SceneReader uses three inputs: the photographic image, a flat-file dictionary of allowed words and a pluggable font knowledgebase. It uses Foveola shape recognition technology, a wholly new approach inspired by Nobel-prizewinning research into the primate visual system.
The Foveola system works by employing a general model of how shapes may be represented in the brain, which is unrelated to the conventional probabilistic neural nets approach. “When we show the system a new shape it can not only recognise similar shapes at once, but the new knowledge doesn’t interfere with whatever has been learnt before, “ said Andrews.
SceneReader also incorporates a model of how words appear within images and uses a bank of adaptive techniques to detect and interpret word structure.

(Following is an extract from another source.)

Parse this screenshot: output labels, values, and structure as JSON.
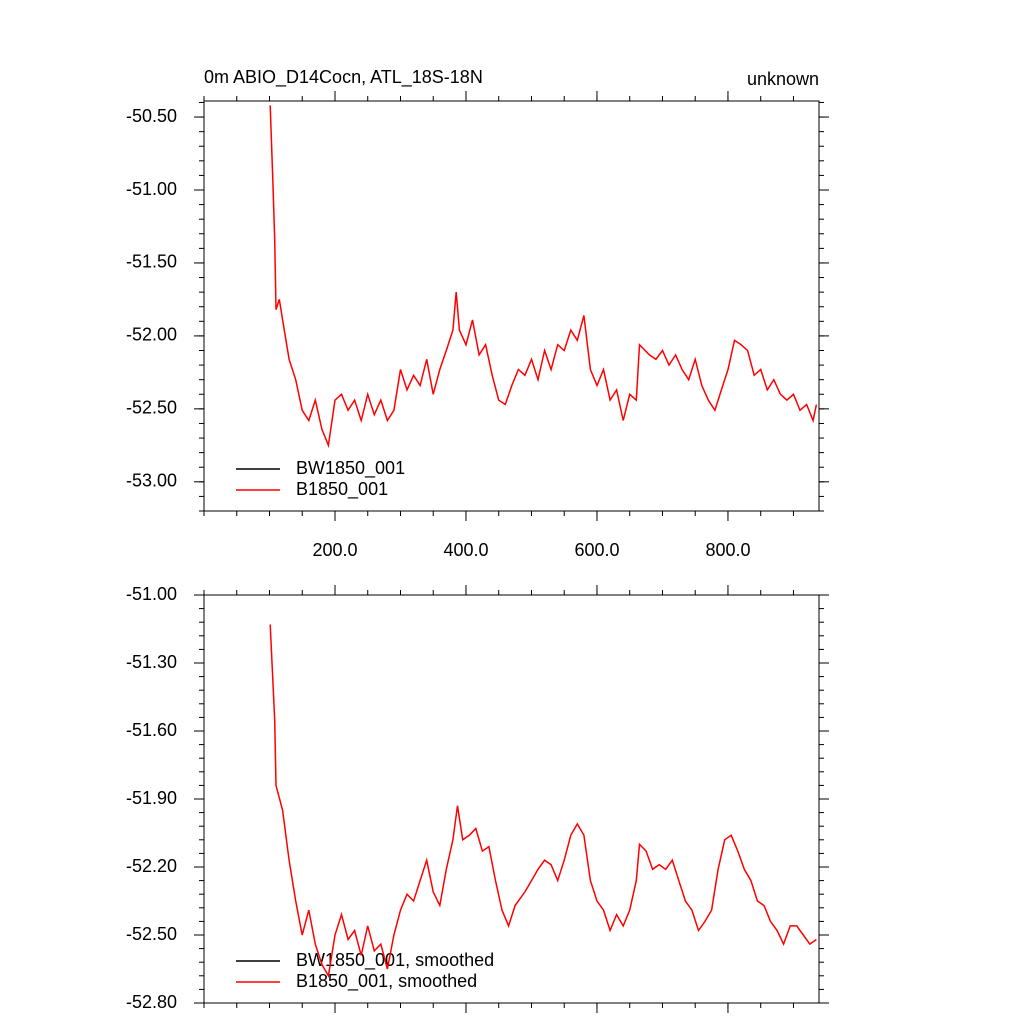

The company is hoping to license the SceneReader technology to third parties for use in image search services online and for building text interpretation into new and existing imaging products. Examples include handheld assistive tools for the blind and sign translation. Robots could be guided by reading signs, for example in airports. Unmanned aerial vehicles could identify particular buildings or vehicles by their signage, and cars could read and act on road signs.
SceneReader can work with relatively poor-quality images such as those from phone-cameras, as well as high-quality images such as scanned photographs and high-end digital camera output. It can also monitor camera systems for the appearance of printed signs, cutting false alarms whilst reducing the bandwidth and personnel costs.
break-step productions won a DTI SMART award in connection with an application of Foveola intended to allow blind people to read environmental text, such as labels on cans in a cupboard.